Hier der Originalpost des DHV-Bundesvorsitzenden aUF LinkedIn.
ZITAT: SENATSEMPFANG IN BREMEN ENTPUPPT SICH ALS DGB-VERANSTALTUNG!
In Bremen fand jüngst eine zum Himmel stinkende Verquickung von Politik und DGB statt.
Jährlich richtet der Bremer Senat einen Empfang für Betriebs- und Personalräte aus. der Christliche Gewerkschaftsbund Deutschlands (CGB) wurde stets eingeladen. Als CGB-Vertreter nahmen stets rund 25-30 Personen teil.
Dieses Jahr wurde der CGB allerdings nicht eingeladen. Warum, enthüllt das nachfolgende Zitat aus einer Anfrage des CGB-Landesvorsitzenden Bremen, Peter Rudolph, an die Senatskanzlei. Der Text spricht für sich. Anscheinend gehen in Bremen nicht nur DGB-Vertreter beim Senat ein und aus. Vielmehr scheint der Senat kein Problem damit zu haben, einen Teil der Politik an den DGB „outzusourcen“.
❗ „Seit Jahrzehnten findet jährlich ein Betriebs- und Personalräte-Empfang in der Oberen Rathaushalle statt, zu dem die gewerkschaftlichen Dachverbände der Senatskanzlei entsprechende Funktionsträger benenen, die dann eingeladen werden.
Der Terminübersicht des Senats für die Woche 9. – 17.11.24 entnahm ich daher mit Erstaunen für Mittwoch, 13.11.24 folgenden Eintrag:
18:00 Uhr Bürgermeister Bovenschulte nimmt teil an dem Betriebs- und Personalräteempfang des DGB. (Bremen, Rathaus)

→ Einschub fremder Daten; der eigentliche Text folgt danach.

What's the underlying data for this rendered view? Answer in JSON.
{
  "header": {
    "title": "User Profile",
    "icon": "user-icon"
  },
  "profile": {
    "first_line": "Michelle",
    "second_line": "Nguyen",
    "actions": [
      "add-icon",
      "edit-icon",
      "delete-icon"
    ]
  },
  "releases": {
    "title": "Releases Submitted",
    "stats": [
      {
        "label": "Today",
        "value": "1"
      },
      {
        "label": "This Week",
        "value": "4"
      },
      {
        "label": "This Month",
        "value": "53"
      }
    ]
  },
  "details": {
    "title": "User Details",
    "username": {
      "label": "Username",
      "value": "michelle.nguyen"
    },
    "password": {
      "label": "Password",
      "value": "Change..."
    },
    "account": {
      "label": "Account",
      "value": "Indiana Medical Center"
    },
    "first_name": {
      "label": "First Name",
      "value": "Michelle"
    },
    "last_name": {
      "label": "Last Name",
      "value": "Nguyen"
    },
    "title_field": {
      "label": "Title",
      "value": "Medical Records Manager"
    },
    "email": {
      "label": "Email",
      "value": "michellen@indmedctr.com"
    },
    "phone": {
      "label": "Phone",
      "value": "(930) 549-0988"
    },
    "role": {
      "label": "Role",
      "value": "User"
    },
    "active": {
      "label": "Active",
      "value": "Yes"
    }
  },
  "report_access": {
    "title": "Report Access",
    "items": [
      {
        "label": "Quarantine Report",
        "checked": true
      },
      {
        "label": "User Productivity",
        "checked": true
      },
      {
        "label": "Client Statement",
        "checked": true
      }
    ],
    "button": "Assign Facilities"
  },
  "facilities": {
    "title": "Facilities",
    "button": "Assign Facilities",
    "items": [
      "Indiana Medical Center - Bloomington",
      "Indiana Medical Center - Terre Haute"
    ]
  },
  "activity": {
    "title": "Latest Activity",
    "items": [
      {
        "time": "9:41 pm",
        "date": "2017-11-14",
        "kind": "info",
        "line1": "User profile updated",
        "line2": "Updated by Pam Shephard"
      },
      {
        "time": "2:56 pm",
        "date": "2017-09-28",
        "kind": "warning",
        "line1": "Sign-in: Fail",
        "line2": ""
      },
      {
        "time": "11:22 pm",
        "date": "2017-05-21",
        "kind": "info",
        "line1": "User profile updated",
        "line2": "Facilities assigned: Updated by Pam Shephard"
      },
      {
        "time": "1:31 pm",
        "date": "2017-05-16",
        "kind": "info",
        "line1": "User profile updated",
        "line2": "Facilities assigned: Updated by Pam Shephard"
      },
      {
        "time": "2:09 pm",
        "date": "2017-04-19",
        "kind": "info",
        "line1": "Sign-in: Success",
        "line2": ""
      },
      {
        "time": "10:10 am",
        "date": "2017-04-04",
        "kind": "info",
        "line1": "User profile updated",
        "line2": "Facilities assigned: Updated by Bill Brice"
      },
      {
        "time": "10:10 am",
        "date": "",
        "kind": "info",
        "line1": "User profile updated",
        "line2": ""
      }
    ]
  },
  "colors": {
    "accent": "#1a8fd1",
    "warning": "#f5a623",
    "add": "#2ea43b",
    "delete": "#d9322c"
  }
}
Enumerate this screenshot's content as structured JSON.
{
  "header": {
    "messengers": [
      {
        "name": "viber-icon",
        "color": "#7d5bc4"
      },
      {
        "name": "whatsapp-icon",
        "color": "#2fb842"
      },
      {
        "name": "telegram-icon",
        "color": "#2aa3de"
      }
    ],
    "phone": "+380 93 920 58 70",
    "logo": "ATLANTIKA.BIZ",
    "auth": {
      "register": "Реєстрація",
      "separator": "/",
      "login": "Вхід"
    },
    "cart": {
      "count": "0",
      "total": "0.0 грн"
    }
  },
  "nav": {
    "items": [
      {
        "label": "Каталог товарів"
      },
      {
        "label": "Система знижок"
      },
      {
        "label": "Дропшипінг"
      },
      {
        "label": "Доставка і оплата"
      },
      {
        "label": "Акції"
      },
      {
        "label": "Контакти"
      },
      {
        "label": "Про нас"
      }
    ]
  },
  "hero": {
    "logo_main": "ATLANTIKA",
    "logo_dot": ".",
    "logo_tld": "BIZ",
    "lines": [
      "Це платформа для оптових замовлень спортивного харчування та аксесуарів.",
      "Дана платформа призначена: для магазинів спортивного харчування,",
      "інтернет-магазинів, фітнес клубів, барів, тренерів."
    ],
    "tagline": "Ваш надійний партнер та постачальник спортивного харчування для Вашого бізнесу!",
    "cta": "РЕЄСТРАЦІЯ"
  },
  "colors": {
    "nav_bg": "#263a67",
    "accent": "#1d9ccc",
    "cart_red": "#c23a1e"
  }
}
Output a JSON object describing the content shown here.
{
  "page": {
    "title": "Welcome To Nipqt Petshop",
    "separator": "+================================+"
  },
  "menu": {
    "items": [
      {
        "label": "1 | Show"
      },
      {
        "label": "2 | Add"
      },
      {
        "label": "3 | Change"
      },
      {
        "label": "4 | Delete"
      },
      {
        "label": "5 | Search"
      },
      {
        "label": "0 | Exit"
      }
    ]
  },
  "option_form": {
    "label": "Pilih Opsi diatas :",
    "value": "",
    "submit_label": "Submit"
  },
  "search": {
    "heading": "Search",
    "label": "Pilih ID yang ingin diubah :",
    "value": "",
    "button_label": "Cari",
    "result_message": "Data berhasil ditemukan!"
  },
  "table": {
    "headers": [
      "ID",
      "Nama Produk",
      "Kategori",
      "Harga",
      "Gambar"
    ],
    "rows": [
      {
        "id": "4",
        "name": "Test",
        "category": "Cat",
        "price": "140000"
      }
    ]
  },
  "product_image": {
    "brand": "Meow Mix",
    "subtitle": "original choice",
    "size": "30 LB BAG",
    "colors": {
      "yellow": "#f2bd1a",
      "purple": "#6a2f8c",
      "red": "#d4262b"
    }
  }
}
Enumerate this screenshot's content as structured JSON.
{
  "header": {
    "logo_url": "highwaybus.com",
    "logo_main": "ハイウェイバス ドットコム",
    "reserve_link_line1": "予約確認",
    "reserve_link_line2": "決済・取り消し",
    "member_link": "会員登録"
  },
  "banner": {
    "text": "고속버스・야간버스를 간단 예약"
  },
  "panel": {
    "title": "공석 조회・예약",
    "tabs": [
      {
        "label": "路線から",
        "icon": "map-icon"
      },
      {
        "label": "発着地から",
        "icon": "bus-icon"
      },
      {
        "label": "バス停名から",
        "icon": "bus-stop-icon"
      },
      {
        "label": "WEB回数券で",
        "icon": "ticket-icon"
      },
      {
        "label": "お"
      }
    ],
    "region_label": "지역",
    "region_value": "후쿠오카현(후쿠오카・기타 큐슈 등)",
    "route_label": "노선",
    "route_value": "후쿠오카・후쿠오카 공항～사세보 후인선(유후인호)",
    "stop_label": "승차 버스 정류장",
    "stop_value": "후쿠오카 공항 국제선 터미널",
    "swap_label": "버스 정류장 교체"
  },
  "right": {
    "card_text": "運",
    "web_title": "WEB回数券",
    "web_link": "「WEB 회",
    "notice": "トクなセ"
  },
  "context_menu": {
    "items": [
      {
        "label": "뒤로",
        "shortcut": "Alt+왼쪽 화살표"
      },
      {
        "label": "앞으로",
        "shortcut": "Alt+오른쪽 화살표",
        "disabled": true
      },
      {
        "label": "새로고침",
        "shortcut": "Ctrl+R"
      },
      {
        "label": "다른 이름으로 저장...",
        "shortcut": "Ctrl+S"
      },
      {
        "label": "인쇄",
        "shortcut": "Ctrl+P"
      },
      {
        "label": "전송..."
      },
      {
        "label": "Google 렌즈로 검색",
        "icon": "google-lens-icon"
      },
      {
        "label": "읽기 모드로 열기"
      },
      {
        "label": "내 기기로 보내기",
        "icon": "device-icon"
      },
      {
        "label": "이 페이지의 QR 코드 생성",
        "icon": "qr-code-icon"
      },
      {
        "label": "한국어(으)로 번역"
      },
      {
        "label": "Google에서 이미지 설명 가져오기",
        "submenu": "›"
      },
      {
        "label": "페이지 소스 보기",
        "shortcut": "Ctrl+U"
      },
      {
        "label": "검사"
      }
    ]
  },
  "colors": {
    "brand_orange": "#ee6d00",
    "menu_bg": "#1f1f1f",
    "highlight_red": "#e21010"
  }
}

Ich habe heute daraufhin bei der Protokollabteilung des Senats angerufen und nachgefragt, ob der Senatsempfang abgeschafft wurde und jetzt als DGB-Veranstaltung stattfindet. Dies wurde zurückgewiesen. Bei dem Termin am 13.11.24 handele es sich um keinen DGB-Empfang, sondern um den jährlichen Senatsempfang für Betriebs- und Personalräte. Auf den Hinweis, dass der CGB von diesem Termin nichts wusste und keine Aufforderung zur Einreichung von Personalvorschlägen erhalten habe, verwies die Protokollabteilung auf einen längeren, krankheitsbedingten Personalausfall in der Senatskanzlei, aufgrund dessen man die Einladungsorganisation offensichtlich dem DGB überlassen habe.
Es ist also davon auszugehen, dass zum diesjährigen Empfang weder christliche Gewerkschafter, noch Vertreter des Beamtenbundes oder unabhängiger Gewerkschaften wie Marburger Bund oder Cockpit eingeladen wurden (entsprechende Rückfragen bei den vorgenannten Organisationen habe ich allerdings nicht getätigt.) Fakt ist, es findet in diesem Jahr zwar kein Betriebs- und Personalräteempfang des DGB statt, jedoch ein Empfang ausschließlich für DGB-Funktionsträger, der zudem – ebenfalls irrtümlich – in der Terminübersicht der Senatskanzlei als DGB-Empfang ausgewiesen wurde.“ ❗
Der Blogger Axel Schuller hat diese offensichtlicher Vetternwirtschaft von Bremer Senat und DGB zum Anlass für einen bissigen Kommentar genommen:
https://lnkd.in/dE5wJ_9P “
ZITAT ENDE
Mein Kommentar: Die Nummer ist offenbar noch schlimmer als von mir zunächst angenommen.